Porqué

¿Por qué me ataca mi gato? Descúbrelo con las siguientes pistas

Mariola Báez

Foto: Bigstock

Sábado 17 de agosto de 2019

2 minutos

Detrás de la conducta agresiva de un gato, puede estar, simplemente, la necesidad de jugar

¿Por qué me ataca mi gato?

Si tienes un gato como animal de compañía, ya sabes que son mascotas algo particulares, muy “suyas”, que a nivel conductual poco tienen que ver con un perro. Necesitan su espacio y su independencia. Que echen la zarpa de vez en cuando, por un motivo que no alcances a comprender, es algo relativamente normal.

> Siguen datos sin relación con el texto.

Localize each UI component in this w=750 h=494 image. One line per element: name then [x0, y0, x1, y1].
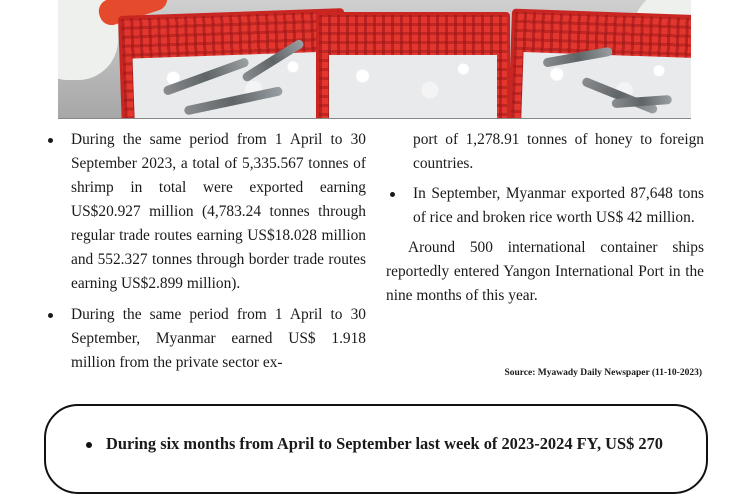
container-ships-paragraph: Around 500 international container ships reportedly entered Yangon International Port in the nine months of this year. [386, 239, 704, 304]
bullet-list-right [386, 182, 704, 230]
red-basket-right [508, 9, 691, 119]
left-column [44, 128, 366, 375]
source-citation: Source: Myawady Daily Newspaper (11-10-2023) [504, 368, 702, 378]
shrimp-basket-photo [58, 0, 691, 119]
bullet-shrimp-exports: During the same period from 1 April to 30 September 2023, a total of 5,335.567 tonnes of shrimp in total were exported earning US$20.927 million (4,783.24 tonnes through regular trade routes earning US$18.028 million and 552.327 tonnes through border trade routes earning US$2.899 million). [44, 128, 366, 296]
highlight-box [44, 404, 708, 494]
red-basket-left [118, 8, 348, 119]
bullet-honey-exports: During the same period from 1 April to 30 September, Myanmar earned US$ 1.918 million from the private sector ex- [44, 303, 366, 375]
honey-continuation: port of 1,278.91 tonnes of honey to foreign countries. [413, 131, 704, 172]
ice [329, 55, 497, 119]
highlight-text: During six months from April to September last week of 2023-2024 FY, US$ 270 [106, 434, 686, 454]
bullet-rice-exports: In September, Myanmar exported 87,648 tons of rice and broken rice worth US$ 42 million. [386, 182, 704, 230]
bullet-list-left [44, 128, 366, 375]
red-basket-middle [316, 12, 510, 119]
right-column [386, 128, 704, 308]
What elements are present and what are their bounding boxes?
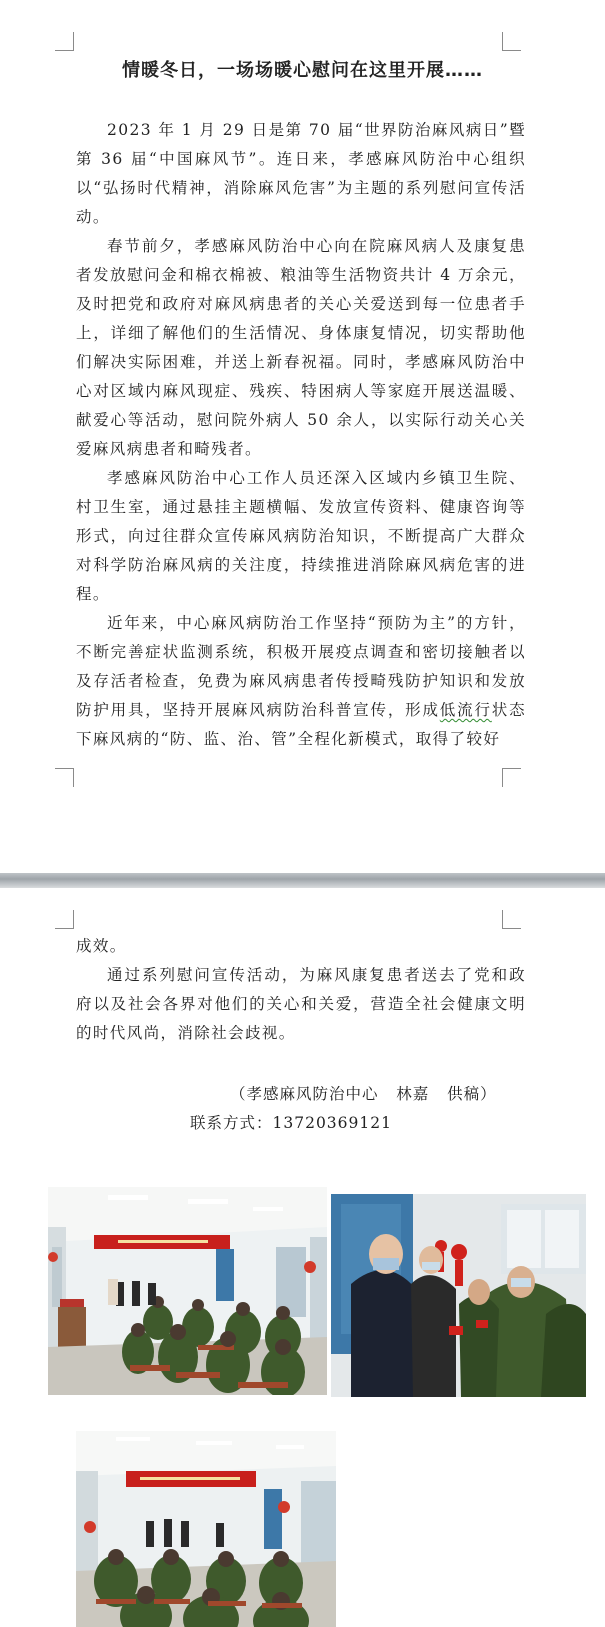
crop-mark-top-left xyxy=(55,32,74,51)
article-body-page-2 xyxy=(76,932,526,1048)
photo-event-hall[interactable] xyxy=(48,1187,327,1395)
crop-mark-bottom-right xyxy=(502,768,521,787)
paragraph-3: 孝感麻风防治中心工作人员还深入区域内乡镇卫生院、村卫生室，通过悬挂主题横幅、发放宣传资料、健康咨询等形式，向过往群众宣传麻风病防治知识，不断提高广大群众对科学防治麻风病的关注度，持续推进消除麻风病危害的进程。 xyxy=(76,469,526,603)
photo-event-hall-2-image xyxy=(76,1431,336,1627)
paragraph-4-text-b: 状态下麻风病的“防、监、治、管”全程化新模式，取得了较好 xyxy=(76,701,527,748)
crop-mark-bottom-left xyxy=(55,768,74,787)
paragraph-2: 春节前夕，孝感麻风防治中心向在院麻风病人及康复患者发放慰问金和棉衣棉被、粮油等生活物资共计 4 万余元，及时把党和政府对麻风病患者的关心关爱送到每一位患者手上，详细了解他们的生活情况、身体康复情况，切实帮助他们解决实际困难，并送上新春祝福。同时，孝感麻风防治中心对区域内麻风现症、残疾、特困病人等家庭开展送温暖、献爱心等活动，慰问院外病人 50 余人，以实际行动关心关爱麻风病患者和畸残者。 xyxy=(76,237,526,458)
page-2 xyxy=(0,888,605,1627)
author-signoff: （孝感麻风防治中心 林嘉 供稿） xyxy=(230,1085,497,1103)
photo-event-hall-2[interactable] xyxy=(76,1431,336,1627)
page-gap xyxy=(0,873,605,888)
photo-red-envelope-handover-image xyxy=(331,1194,586,1397)
crop-mark-top-right xyxy=(502,32,521,51)
paragraph-4-continued: 成效。 xyxy=(76,937,127,955)
paragraph-1: 2023 年 1 月 29 日是第 70 届“世界防治麻风病日”暨第 36 届“中国麻风节”。连日来，孝感麻风防治中心组织以“弘扬时代精神，消除麻风危害”为主题的系列慰问宣传活动。 xyxy=(76,121,526,226)
paragraph-4 xyxy=(76,609,526,754)
photo-red-envelope-handover[interactable] xyxy=(331,1194,586,1397)
paragraph-5: 通过系列慰问宣传活动，为麻风康复患者送去了党和政府以及社会各界对他们的关心和关爱，营造全社会健康文明的时代风尚，消除社会歧视。 xyxy=(76,966,526,1042)
article-title: 情暖冬日，一场场暖心慰问在这里开展…… xyxy=(122,60,483,81)
contact-info: 联系方式：13720369121 xyxy=(190,1114,392,1132)
crop-mark-top-left-2 xyxy=(55,910,74,929)
paragraph-4-text-a: 近年来，中心麻风病防治工作坚持“预防为主”的方针，不断完善症状监测系统，积极开展疫点调查和密切接触者以及存活者检查，免费为麻风病患者传授畸残防护知识和发放防护用具，坚持开展麻风病防治科普宣传，形成 xyxy=(76,614,526,719)
spellcheck-flagged-word[interactable]: 低流行 xyxy=(439,701,492,719)
photo-event-hall-image xyxy=(48,1187,327,1395)
crop-mark-top-right-2 xyxy=(502,910,521,929)
article-body-page-1 xyxy=(76,116,526,754)
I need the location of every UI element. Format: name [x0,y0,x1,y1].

En los gatitos pequeños es más habitual, sobre todo si el destete se ha producido antes de tiempo (unas 8 semanas, mínimo). Si tienes un gato cachorro que se lanza a tus piernas causando arañazos, más o menos profundos, lo hace por dos motivos: porque está jugando y no sabe controlar sus fuerzas o porque está “practicando” técnicas de caza. Es puro instinto y aunque debes esmerarte en corregirlo, entre otras cosas para no poner en peligro tu propio equilibrio, este comportamiento es absolutamente normal.

¿Por qué me ataca mi gato?

¿Por qué un gato adulto se comporta de forma agresiva?

El problema surge cuando el minino que ataca ya tiene unos años. Como señala el Ilustre Colegio Oficial de Veterinarios de Valencia (@ICOVValencia), es importante entender que el instinto de caza y la necesidad de jugar persisten en el gato adulto, por lo que ofrecer a la mascota estímulos, como juguetes que pueda “perseguir” o trepadores de varios pisos, puede acabar con esa conducta supuestamente “agresiva”.

Aunque cada gato tiene su propio carácter, también conviene saber que esos ataques inesperados pueden tener una causa física o psíquica. Esa reacción, nada amistosa, ante una caricia por parte de un gato, por lo general cariñoso y amigable, puede esconder un dolor o enfermedad no detectada. Una otitis, una lesión inapreciable en sus garras o en las delicadas almohadillas de sus patas, un traumatismo por una caída que no has presenciado… Tal vez tu gato bufe y enseñe sus garras porque, sin saberlo, le estás causando algún tipo de dolor al intentar expresarle tu cariño. Si esta situación anómala se repite, la consulta al veterinario es necesaria.

También hay que tener en cuenta que los gatos durante el celo pueden mostrarse más agresivos de lo normal. Esta es una situación pasajera, ante la que no queda otra alternativa que ser paciente o plantearte, en casos extremos, la esterilización. El miedo o la sensación de sentirse acorralados son también desencadenantes de cambios de conducta en los felinos.

Por último, es importante recordar que un gato puede mostrarse arisco simplemente porque le apetece estar tranquilo y “a su aire”. Si es algo puntual, no merece mayor relevancia, pero si esta conducta se repite sin motivo aparente, es necesario averiguar si alguna dolencia física o psíquica está afectando a tu mascota.